His decision is pending, and he and manager Jeff Banister have been in steady contact about his status. Beltre ran at 70 percent effort Monday, saying that isn’t good enough, then didn’t to anything Tuesday as he tended to personal business.
He said that he has until Thursday to declare if he will play in the first round.
The Rangers don’t have a replacement for Beltre. In theory they have one for Dyson with Matt Bush’s 100 mph fastball and wicked off-speed offerings setting up in the eighth inning.
But the Rangers seem intent on not pushing Bush, who pitched last season for the first time since before he was arrested for a drunk-driving incident in 2012. His right arm is in bubble wrap this spring based on the workload after four seasons out of the game.
The Rangers might have to intervene to keep both Beltre and Dyson out, though it sounds like Dyson should be OK.
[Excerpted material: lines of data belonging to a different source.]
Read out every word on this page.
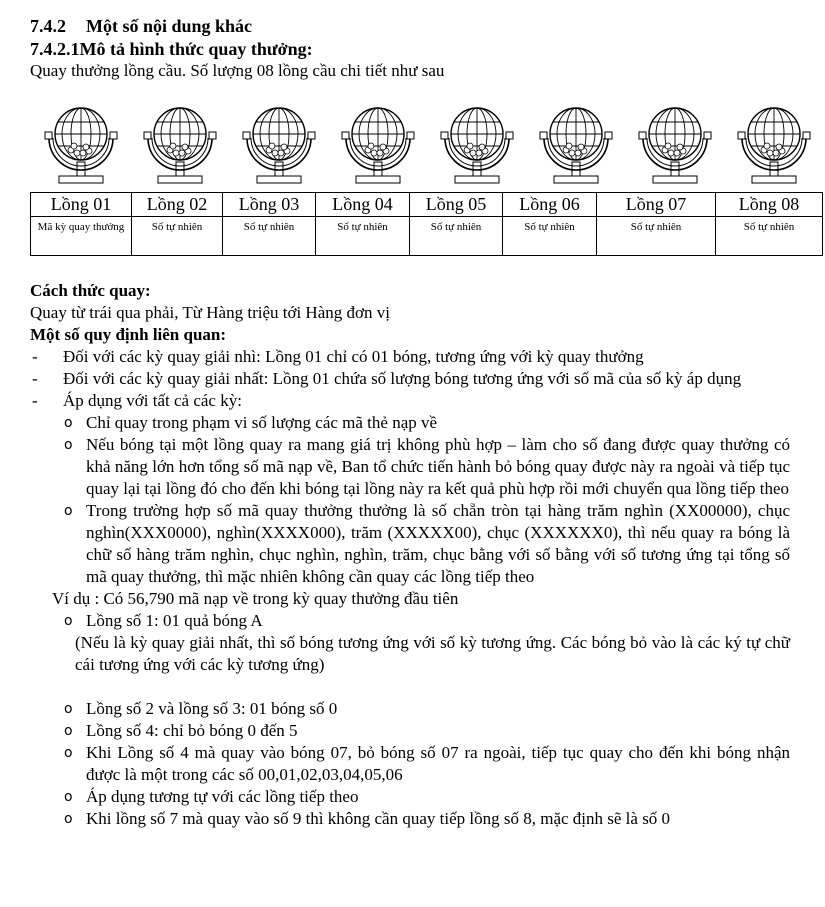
7.4.2 Một số nội dung khác
7.4.2.1Mô tả hình thức quay thưởng:
Quay thưởng lồng cầu. Số lượng 08 lồng cầu chi tiết như sau
Lồng 01	Lồng 02	Lồng 03	Lồng 04	Lồng 05	Lồng 06	Lồng 07	Lồng 08
Mã kỳ quay thưởng	Số tự nhiên	Số tự nhiên	Số tự nhiên	Số tự nhiên	Số tự nhiên	Số tự nhiên	Số tự nhiên
Cách thức quay:
Quay từ trái qua phải, Từ Hàng triệu tới Hàng đơn vị
Một số quy định liên quan:
- Đối với các kỳ quay giải nhì: Lồng 01 chỉ có 01 bóng, tương ứng với kỳ quay thưởng
- Đối với các kỳ quay giải nhất: Lồng 01 chứa số lượng bóng tương ứng với số mã của số kỳ áp dụng
- Áp dụng với tất cả các kỳ:
o Chỉ quay trong phạm vi số lượng các mã thẻ nạp về
o Nếu bóng tại một lồng quay ra mang giá trị không phù hợp – làm cho số đang được quay thưởng có khả năng lớn hơn tổng số mã nạp về, Ban tổ chức tiến hành bỏ bóng quay được này ra ngoài và tiếp tục quay lại tại lồng đó cho đến khi bóng tại lồng này ra kết quả phù hợp rồi mới chuyển qua lồng tiếp theo
o Trong trường hợp số mã quay thưởng thưởng là số chẵn tròn tại hàng trăm nghìn (XX00000), chục nghìn(XXX0000), nghìn(XXXX000), trăm (XXXXX00), chục (XXXXXX0), thì nếu quay ra bóng là chữ số hàng trăm nghìn, chục nghìn, nghìn, trăm, chục bằng với số bằng với số tương ứng tại tổng số mã quay thưởng, thì mặc nhiên không cần quay các lồng tiếp theo
Ví dụ : Có 56,790 mã nạp về trong kỳ quay thưởng đầu tiên
o Lồng số 1: 01 quả bóng A
(Nếu là kỳ quay giải nhất, thì số bóng tương ứng với số kỳ tương ứng. Các bóng bỏ vào là các ký tự chữ cái tương ứng với các kỳ tương ứng)
o Lồng số 2 và lồng số 3: 01 bóng số 0
o Lồng số 4: chỉ bỏ bóng 0 đến 5
o Khi Lồng số 4 mà quay vào bóng 07, bỏ bóng số 07 ra ngoài, tiếp tục quay cho đến khi bóng nhận được là một trong các số 00,01,02,03,04,05,06
o Áp dụng tương tự với các lồng tiếp theo
o Khi lồng số 7 mà quay vào số 9 thì không cần quay tiếp lồng số 8, mặc định sẽ là số 0
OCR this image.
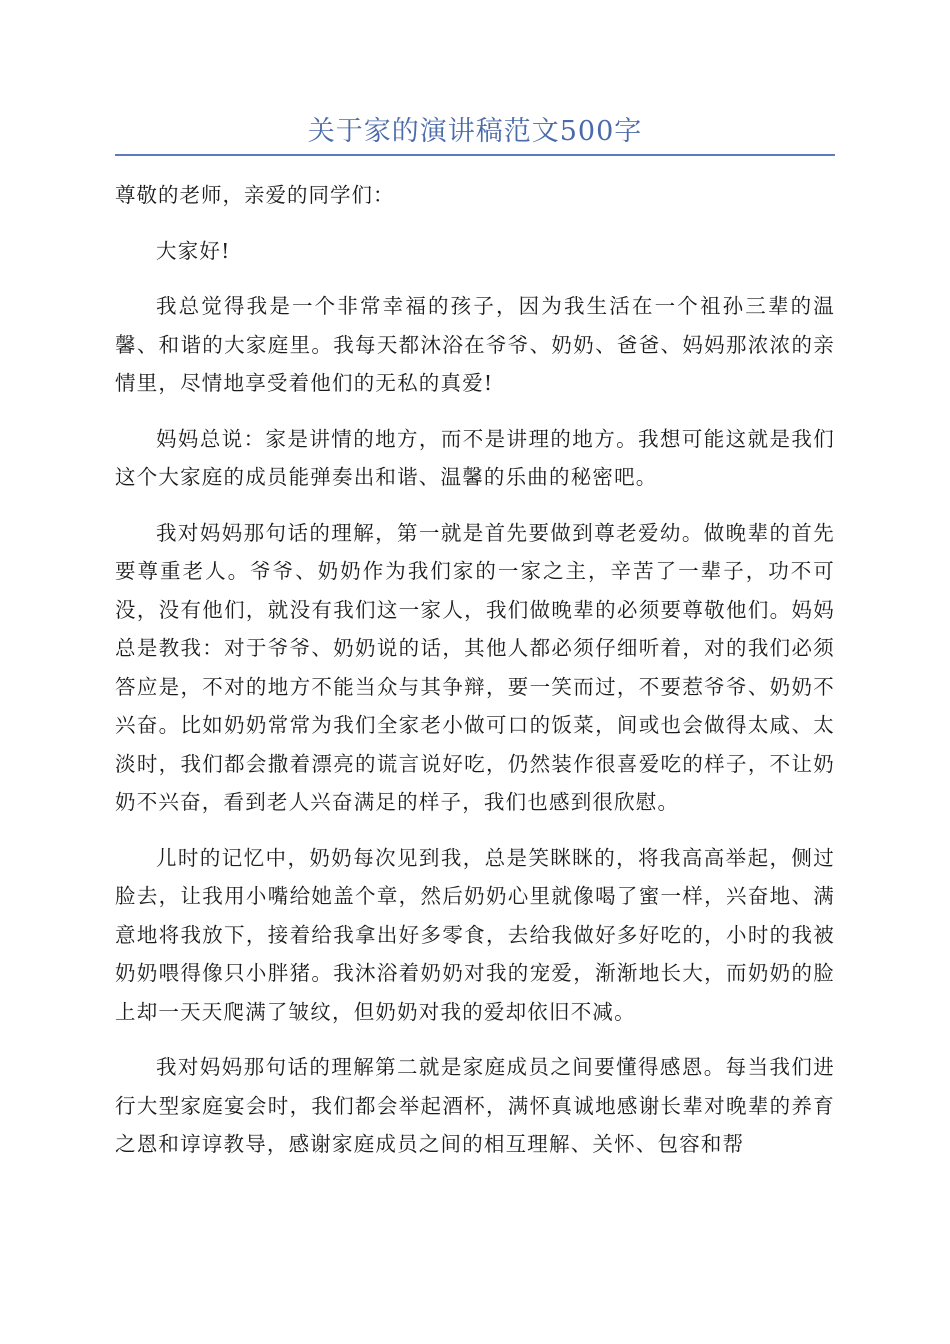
关于家的演讲稿范文500字

尊敬的老师，亲爱的同学们：

大家好!

我总觉得我是一个非常幸福的孩子，因为我生活在一个祖孙三辈的温馨、和谐的大家庭里。我每天都沐浴在爷爷、奶奶、爸爸、妈妈那浓浓的亲情里，尽情地享受着他们的无私的真爱!

妈妈总说：家是讲情的地方，而不是讲理的地方。我想可能这就是我们这个大家庭的成员能弹奏出和谐、温馨的乐曲的秘密吧。

我对妈妈那句话的理解，第一就是首先要做到尊老爱幼。做晚辈的首先要尊重老人。爷爷、奶奶作为我们家的一家之主，辛苦了一辈子，功不可没，没有他们，就没有我们这一家人，我们做晚辈的必须要尊敬他们。妈妈总是教我：对于爷爷、奶奶说的话，其他人都必须仔细听着，对的我们必须答应是，不对的地方不能当众与其争辩，要一笑而过，不要惹爷爷、奶奶不兴奋。比如奶奶常常为我们全家老小做可口的饭菜，间或也会做得太咸、太淡时，我们都会撒着漂亮的谎言说好吃，仍然装作很喜爱吃的样子，不让奶奶不兴奋，看到老人兴奋满足的样子，我们也感到很欣慰。

儿时的记忆中，奶奶每次见到我，总是笑眯眯的，将我高高举起，侧过脸去，让我用小嘴给她盖个章，然后奶奶心里就像喝了蜜一样，兴奋地、满意地将我放下，接着给我拿出好多零食，去给我做好多好吃的，小时的我被奶奶喂得像只小胖猪。我沐浴着奶奶对我的宠爱，渐渐地长大，而奶奶的脸上却一天天爬满了皱纹，但奶奶对我的爱却依旧不减。

我对妈妈那句话的理解第二就是家庭成员之间要懂得感恩。每当我们进行大型家庭宴会时，我们都会举起酒杯，满怀真诚地感谢长辈对晚辈的养育之恩和谆谆教导，感谢家庭成员之间的相互理解、关怀、包容和帮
4. The highlights of Joey Gallo’s brief big-league career are as follows:
Throwing out Brinson, one of his best friends and former top Rangers prospect, at third base Monday.
The proud moment came in the third inning against the Brewers, when Brinson tried to go from first to third on a grounder that hit third base and bounded down the line into shallow left field.
Gallo hustled to the ball and threw off balance to get Brinson, who it seemed didn’t agree with the call. But the umpire said “out,” there is no replay in spring games, and Gallo let Brinson know about what had just happened as he walked back to the dugout.
“It’s definitely the best play I’ve ever made in the outfield,” Gallo said. “It’s funny. I was telling him before the game and every time he got on base, ‘You better not try me or I’ll throw your ass out.’ He said, ‘I’ll try out. I’ll try you.’
“It wasn’t a typical throw out, but is still counts the same. I’ll take it.”
Brinson even fired up right-hander Connor Sadzeck, another former minor-league teammate of the Rangers’ first-round pick in 2012. Sadzeck threw a 98 mph fastball to Brinson, who later singled to set up the showdown with Gallo’s arm.
“It was Lewis. I had to reach back a little,” Sadzeck said. “I was talking to him last night, and he was mad that I threw him a first-pitch curveball.”
Brinson was sent to Milwaukee at the Aug. 1 trade deadline last year, along with right-hander Luis Ortiz and, later, outfielder Ryan Cordell, for Jonathan Lucroy and Jeremy Jeffress.
Gallo hated to see Brinson go and believes whole-heartedly that he will be a star in Milwaukee.
Especially if he stops running on Gallo.
5. Stefan Stevenson is taking over The Surprise Five through Sunday as I head back to Texas to do the following:
Mow the lawn, treat the lawn, pick up the dog from the vet, get me and my son fitted for tuxes, watch the boy’s first career t-ball game (full report to follow), attend my brother-in-law’s bachelor party (no report to follow) and do whatever else my wife and daughter want.
I can’t wait.
The added bonus is that temperatures are supposed to be in the 80s — much more Arizona-like — upon my return. Finally.